I've recently been playing with a library called Lark (
https://github.com/lark-parser/lark) - it allows to process grammars using EBNF (and few others) and use them to parse arbitrary input.
I'm calling my new thing "
nice65". I've spent around an hour to build a quick PoC and added some extremely basic grammar for CC65 assembly language.

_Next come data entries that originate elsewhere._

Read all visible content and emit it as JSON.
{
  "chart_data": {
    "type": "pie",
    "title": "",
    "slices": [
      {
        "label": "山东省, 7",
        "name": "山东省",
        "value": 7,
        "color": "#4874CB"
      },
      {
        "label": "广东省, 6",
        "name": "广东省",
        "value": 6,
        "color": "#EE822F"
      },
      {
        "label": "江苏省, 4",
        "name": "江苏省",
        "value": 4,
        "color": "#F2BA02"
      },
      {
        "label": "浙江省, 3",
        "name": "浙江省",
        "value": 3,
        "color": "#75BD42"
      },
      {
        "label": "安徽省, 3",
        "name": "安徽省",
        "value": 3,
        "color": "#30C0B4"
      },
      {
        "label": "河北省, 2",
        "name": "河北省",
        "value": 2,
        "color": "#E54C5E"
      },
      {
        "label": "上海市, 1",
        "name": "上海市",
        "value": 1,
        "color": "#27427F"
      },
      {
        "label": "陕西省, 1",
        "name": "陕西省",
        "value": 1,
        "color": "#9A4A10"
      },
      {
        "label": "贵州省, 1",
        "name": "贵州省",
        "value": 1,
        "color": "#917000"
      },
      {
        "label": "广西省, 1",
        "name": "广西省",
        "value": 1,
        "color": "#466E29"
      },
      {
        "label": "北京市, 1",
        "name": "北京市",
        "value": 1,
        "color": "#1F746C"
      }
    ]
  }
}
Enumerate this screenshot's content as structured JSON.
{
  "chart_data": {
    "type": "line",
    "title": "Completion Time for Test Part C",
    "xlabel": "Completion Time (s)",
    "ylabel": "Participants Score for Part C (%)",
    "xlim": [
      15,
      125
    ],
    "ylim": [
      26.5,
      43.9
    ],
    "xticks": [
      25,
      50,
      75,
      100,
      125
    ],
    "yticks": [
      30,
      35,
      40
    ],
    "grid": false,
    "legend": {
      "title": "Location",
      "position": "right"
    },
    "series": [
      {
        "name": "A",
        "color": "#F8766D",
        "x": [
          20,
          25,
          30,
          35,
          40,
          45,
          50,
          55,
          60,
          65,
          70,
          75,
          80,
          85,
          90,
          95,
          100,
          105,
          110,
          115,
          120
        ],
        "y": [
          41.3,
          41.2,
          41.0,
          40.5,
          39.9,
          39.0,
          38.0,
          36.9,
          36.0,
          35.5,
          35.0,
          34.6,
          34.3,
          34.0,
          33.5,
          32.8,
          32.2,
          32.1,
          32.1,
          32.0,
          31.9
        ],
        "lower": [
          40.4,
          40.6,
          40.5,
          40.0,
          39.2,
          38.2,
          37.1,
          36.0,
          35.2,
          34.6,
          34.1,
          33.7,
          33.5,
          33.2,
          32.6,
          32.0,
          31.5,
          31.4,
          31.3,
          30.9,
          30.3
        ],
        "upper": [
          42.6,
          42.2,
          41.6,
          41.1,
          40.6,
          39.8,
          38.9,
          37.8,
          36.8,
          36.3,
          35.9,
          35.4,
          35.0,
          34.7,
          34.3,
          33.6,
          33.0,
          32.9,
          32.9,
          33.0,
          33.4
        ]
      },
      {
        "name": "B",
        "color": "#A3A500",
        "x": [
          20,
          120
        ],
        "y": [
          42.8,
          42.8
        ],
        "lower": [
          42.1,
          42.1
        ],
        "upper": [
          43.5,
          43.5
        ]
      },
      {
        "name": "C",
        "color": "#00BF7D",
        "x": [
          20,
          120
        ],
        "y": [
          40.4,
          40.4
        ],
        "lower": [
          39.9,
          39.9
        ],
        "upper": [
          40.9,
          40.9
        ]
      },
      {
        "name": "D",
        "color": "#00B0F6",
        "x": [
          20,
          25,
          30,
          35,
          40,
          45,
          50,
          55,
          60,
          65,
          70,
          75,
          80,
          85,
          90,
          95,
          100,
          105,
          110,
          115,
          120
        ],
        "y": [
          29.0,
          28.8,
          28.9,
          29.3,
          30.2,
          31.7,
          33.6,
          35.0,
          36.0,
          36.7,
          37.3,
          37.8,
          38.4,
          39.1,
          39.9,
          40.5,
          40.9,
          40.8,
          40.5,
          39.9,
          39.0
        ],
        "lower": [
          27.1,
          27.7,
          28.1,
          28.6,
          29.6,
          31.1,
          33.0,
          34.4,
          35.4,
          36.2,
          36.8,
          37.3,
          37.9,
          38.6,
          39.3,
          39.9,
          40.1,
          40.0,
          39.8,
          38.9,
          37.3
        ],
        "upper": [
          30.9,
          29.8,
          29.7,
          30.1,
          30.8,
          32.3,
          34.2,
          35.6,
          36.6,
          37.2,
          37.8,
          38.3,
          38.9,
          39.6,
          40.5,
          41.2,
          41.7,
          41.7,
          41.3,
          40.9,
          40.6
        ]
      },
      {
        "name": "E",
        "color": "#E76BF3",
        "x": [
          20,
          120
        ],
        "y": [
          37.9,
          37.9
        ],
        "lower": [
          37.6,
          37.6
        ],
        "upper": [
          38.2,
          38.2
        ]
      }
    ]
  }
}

All my code is hosted here:
https://github.com/and3rson/nice65Currently it can reformat some very simple code/labels/comments. And it's only around 100 lines of Python code so far, most of which are the formal definition of CA65 grammar.
Code:
;;;;;;;;;;;;;;;;;;;;;;;;;;;;;;;;;;;;;;;;;;;;;;;;;;;;;;;;;;;;;;;;
; Before
;;;;;;;;;;;;;;;;;;;;;;;;;;;;;;;;;;;;;;;;;;;;;;;;;;;;;;;;;;;;;;;;
.data
foo:.byte 1
.code
; Fill zeropage with zeroes
fill:
PHa
Phx
lDa #0
LdX#0
@again: sta $00 ,x ;Yeah, we can use stz, but I just need some code to test nice65!
inx
bne fill ; Repeat
@ridiculously_long_label_just_for_the_sake_of_it:PLX
pla
rts
Code:
;;;;;;;;;;;;;;;;;;;;;;;;;;;;;;;;;;;;;;;;;;;;;;;;;;;;;;;;;;;;;;;;
; After
;;;;;;;;;;;;;;;;;;;;;;;;;;;;;;;;;;;;;;;;;;;;;;;;;;;;;;;;;;;;;;;;
.data
foo: .byte 1
.code
; Fill zeropage with zeroes
fill:
PHA
PHX
LDA #0
LDX #0
@again: STA $00, x ; Yeah, we can use stz, but I just need some code to test nice65!
INX
BNE fill ; Repeat
@ridiculously_long_label_just_for_the_sake_of_it:
PLX
PLA
RTS
I'll be trying to improve it, my to-do features are:
- Reliable processing of assembly code without occasionally messing things up
- Support for CA65 macros & control commands
- Differentiating & respecting top-level comments (i. e. function docstring - "; Add two numbers and return result") versus context comments (e. g. "; return if buffer is empty"). This is important since it will allow nice65 to "understand" function boundaries in the code and add empty lines between them to make the code more comprehensible.
- Linter functionality, including warnings for potential mistakes/improvements (e. g. "missing RTS before global label", "JSR/RTS can be replaced with JMP", "Incorrect addrressing mode", etc).
I want to make this similar to Python's black (
https://github.com/psf/black) - one set of sane rules with very little configuration.
Of course, it won't do static analysis as good as CA65, but it might still find lots of common errors that CA65 would silently ignore.
Question to the community: I'd like to conduct a small questionnaire to hear your thoughts on what a "perfect" 6502 assembly code style looks like in your mind, for example:
- What indentation rules do you follow
- Do you use empty lines and how
- Tabs/spaces
- Uppercase/lowercase indentifiers
- Labels & instructions - one line or multiple, different indentation for global & local ("cheap") labels, etc.
- Maximum line length
- Your personal code style preferences for which you would like to have a configuration option
I know there probably won't be "one size fits all", but I think most of the above can be nicely compiled into what I'd call a "sane code style rules for 6502 ASM", while controversial preferences can be made into configurable options (e. g. maximum line length, comment wrapping, etc). Looking forward to your thoughts!